I’m a doomed writer. Nothing works, it all comes out the same. Sad shit, weird shit, awful shit, dull shit. It’s all page filler—pretty words and exhaustive details, designed to grab you, excite you and trick you into thinking that it all means something. I can tell you with great confidence that this is an illusion put together of glass strings, woven by the voice of clever manipulation. Somewhere along the wire, I find mysterious meaning in this weird calling— the gift of a wordsmith, hands blessed with a unique autonomy of their own and a thirst for creation that ceases only with sleep and death.
I am not even a writer. This instrument is electrified, moving along a dexterous track all its own. Give your praise to this pen for whatever sick poetry it may produce—I am only the vessel for its feverish workings—a dedicated host conduit, good only for a warm brain and muscles to let the ink go. I am not a writer, only a shell of circumstantial synapses, to meet my purpose as a scribe slave to some anxious pen, with too much goddamn nonsense to tell whoever cares to listen. It’s time again for coffee, for smokes, for the Next Best Thing...never mind the silly shitshow down the way—there’s WORK to do.
It’s a damn shame that I won’t get around to it today and I doubt that I’ll get to it tomorrow either. Some sick impulse tells me to procrastinate again. No sleep and binge writing when the mood strikes—overtones of misery and loathing, last minute panic runs to get your shit done between trips out for more booze, cigarettes, and senseless arguments with yourself, just for fun, in the presence of weirdos that will never understand your mannerisms. "Sloppy," they say. "How unprofessional," they say. "Those degenerate bums just want an excuse to burn the goddamn world down!" they say. I can’t pretend that I don’t agree, though. Sloppy, unprofessional, degenerate—my kind of people. A drunken army of loonies and hopeless reprobates, clinging onto the underbelly of some supposed "American Dream" that has still yet to surface. It’d be critically dangerous to the well-orchestrated system of self-made entrepreneurship, to let your kind in on the big secret: that any burnt-out freak with half a brain can do it...but, don’t tell the lowlifes—they’ll blow up the scene. Writers-for-hire, with no apparent moral compass, skewed ethics and nothing better to do than to stir up provocative commotion, among the hearts of those who feed us the sick subjects upon which to put words.

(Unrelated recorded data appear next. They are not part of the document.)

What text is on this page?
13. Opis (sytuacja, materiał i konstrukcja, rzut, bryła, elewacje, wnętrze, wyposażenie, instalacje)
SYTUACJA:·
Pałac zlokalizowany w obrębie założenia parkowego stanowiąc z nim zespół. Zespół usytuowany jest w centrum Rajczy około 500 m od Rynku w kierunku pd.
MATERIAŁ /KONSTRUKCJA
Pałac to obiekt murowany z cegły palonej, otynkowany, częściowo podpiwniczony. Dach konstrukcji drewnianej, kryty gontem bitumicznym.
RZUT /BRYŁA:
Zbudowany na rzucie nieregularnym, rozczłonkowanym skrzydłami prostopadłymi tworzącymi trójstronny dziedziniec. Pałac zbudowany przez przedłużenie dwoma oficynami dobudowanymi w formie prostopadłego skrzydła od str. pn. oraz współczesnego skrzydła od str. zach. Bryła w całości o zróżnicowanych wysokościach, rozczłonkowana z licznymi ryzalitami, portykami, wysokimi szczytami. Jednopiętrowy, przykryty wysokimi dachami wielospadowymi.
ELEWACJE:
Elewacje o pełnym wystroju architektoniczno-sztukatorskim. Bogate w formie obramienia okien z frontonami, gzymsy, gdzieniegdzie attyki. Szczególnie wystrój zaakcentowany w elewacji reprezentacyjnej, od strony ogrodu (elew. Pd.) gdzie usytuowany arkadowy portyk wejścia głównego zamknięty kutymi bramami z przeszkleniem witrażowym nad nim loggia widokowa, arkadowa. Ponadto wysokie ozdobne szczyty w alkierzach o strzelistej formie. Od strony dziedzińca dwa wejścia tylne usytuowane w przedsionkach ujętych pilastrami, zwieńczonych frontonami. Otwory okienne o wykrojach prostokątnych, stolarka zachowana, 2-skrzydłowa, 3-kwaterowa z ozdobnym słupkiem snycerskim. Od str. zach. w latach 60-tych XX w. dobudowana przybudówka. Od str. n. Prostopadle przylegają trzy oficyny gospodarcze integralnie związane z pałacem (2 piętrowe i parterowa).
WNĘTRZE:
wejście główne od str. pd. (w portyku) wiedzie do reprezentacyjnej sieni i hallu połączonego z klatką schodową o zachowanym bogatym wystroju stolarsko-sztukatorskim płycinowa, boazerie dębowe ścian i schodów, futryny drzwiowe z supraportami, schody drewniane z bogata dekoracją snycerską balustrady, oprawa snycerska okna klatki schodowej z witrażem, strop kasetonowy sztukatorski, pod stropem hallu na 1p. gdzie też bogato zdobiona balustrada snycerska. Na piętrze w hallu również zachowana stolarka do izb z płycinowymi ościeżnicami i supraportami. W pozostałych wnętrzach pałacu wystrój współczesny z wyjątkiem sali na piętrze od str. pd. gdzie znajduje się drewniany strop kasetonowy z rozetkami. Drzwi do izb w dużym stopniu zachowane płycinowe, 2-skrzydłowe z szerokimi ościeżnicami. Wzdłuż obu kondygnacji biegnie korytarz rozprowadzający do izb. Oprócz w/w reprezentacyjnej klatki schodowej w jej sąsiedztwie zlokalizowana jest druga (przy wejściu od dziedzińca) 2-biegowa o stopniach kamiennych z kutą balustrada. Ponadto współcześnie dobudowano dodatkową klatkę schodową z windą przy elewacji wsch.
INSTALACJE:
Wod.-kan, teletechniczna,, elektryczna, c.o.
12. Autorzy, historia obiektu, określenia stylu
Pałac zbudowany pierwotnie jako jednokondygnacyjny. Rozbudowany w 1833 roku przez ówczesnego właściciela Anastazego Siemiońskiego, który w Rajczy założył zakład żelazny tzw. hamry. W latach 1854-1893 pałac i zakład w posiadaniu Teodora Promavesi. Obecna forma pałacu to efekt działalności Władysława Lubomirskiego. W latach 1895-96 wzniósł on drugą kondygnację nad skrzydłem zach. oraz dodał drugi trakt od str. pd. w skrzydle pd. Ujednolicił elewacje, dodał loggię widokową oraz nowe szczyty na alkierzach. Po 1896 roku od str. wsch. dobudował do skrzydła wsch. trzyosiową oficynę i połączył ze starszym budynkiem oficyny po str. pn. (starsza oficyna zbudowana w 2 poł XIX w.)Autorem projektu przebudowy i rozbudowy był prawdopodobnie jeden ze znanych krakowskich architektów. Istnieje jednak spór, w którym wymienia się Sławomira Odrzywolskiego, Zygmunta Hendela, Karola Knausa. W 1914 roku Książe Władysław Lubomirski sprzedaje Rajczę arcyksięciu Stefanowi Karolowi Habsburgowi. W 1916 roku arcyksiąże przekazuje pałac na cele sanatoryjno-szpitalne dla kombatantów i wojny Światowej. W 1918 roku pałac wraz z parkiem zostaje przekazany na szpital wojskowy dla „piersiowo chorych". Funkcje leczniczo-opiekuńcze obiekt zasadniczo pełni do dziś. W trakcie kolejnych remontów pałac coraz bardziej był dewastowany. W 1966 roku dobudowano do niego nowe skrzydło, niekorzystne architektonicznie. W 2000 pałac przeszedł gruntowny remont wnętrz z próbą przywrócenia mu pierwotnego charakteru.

For this monotony, I’ve found a few temporary reliefs—rampant substance abuse, wild sex at bus stops, unhinged passion and weird music (to either calm the nerves or agitate them, depending). Throw in some booze for an additional layer of liquidity—a crucial evil for anyone who intends to "make it." Such sultry passages of ink spill away from these crooked fingertips, like a pen dancing to utter madness—odd attention to the fine detail of every magnificent stroke, a carnivorous taste for insanity like a fang-tip pen, coated in poison and ready to freeze its readers’ veins with venomous truths.
This obsession with the creation of macabre prose has become my sickest pleasure—a far greater rush than heroin, cumming in strangers’ mouths, coming near death by the misguided hands of a once-lover or than orbiting yourself at mach five...when it all gets too ugly, become a writer. At least then, your sad truths put into colorful poetry will metamorphose into a wilted rose, in the eyes of depraved and hopeless romantics—some tasteful veneer of pulchritude within the ruins of our own despondency. Another narrow glimmer of hope that, for just a moment, appears greater than the oppressive illness of the human condition—a smile in the face of pure darkness and the realization that you are powerless to its chaotic machinations, so you’d better grab a beer and get comfortable.